Cloud Providers Entering Serverless Inference
RunPod customer at Segmind on GPU serverless platforms for AI model deployment
This points to serverless inference becoming a default cloud feature, not a niche startup category. The shift is from renting raw GPUs to buying a ready API for a model, where the provider handles cold starts, scaling, and routing. RunPod has already moved in that direction with Public Endpoints, while specialist platforms like Baseten, Together AI, and Replicate package open models as instant APIs, and hyperscalers now offer similar serverless model access inside their own clouds.
-
The product change is concrete. Instead of uploading containers, picking GPU sizes, and tuning autoscaling, developers increasingly just point code at an OpenAI compatible endpoint. RunPod Public Endpoints, Baseten Model APIs, Together serverless inference APIs, and Replicate model endpoints all package model serving this way.
-
Specialists proved the demand first.
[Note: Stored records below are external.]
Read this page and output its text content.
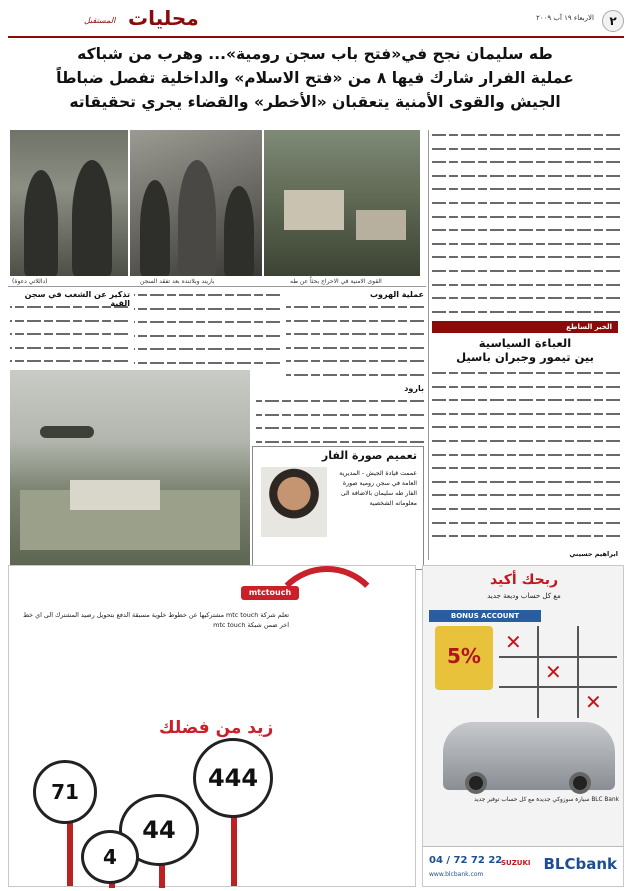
٢
الاربعاء ١٩ آب ٢٠٠٩
محليات
المستقبل
طه سليمان نجح في«فتح باب سجن رومية»... وهرب من شباكه
عملية الفرار شارك فيها ٨ من «فتح الاسلام» والداخلية تفصل ضباطاً
الجيش والقوى الأمنية يتعقبان «الأخطر» والقضاء يجري تحقيقاته
(داللاتي دعوة)	باريند وبلاتنده بعد تفقد السجن	القوى الامنية في الاحراج بحثاً عن طه
الخبر الساطع
العباءة السياسية
بين تيمور وجبران باسيل
ابراهيم حسيني
تذكير عن الشغب في سجن القبة
عملية الهروب
بارود
تعميم صورة الفار
عممت قيادة الجيش - المديرية العامة في سجن رومية صورة الفار طه سليمان بالاضافة الى معلوماته الشخصية
mtctouch
تعلم شركة mtc touch مشتركيها عن خطوط خلوية مسبقة الدفع بتحويل رصيد المشترك الى اي خط اخر ضمن شبكة mtc touch
زيد من فضلك
71	444
44
4
ربحك أكيد
مع كل حساب وديعة جديد
BONUS ACCOUNT
5%
✕
✕
✕
BLC Bank سيارة سوزوكي جديدة مع كل حساب توفير جديد
BLCbank
SUZUKI
04 / 72 72 22
www.blcbank.com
Segmind sells visual model inference by the GPU second, Baseten has turned deployment into an API workflow with Truss, and Together now gets roughly 30 to 40% of revenue from API usage. That shows real willingness to pay for convenience above raw compute.
-
The big cloud response is already visible. AWS Bedrock offers managed inference modes, Azure AI Foundry supports serverless API deployments and pay as you go model access, and Microsoft is adding partner served open model inference through Foundry. That makes direct entry by most cloud providers an execution path already underway.
Over the next few years, the market is likely to split in two. Raw GPU clouds will keep serving teams that want deep control, while most broader cloud providers move up into prepackaged inference APIs. The winners will be the platforms that make model access feel instant, cheap, and interchangeable, while still keeping latency low enough for production apps.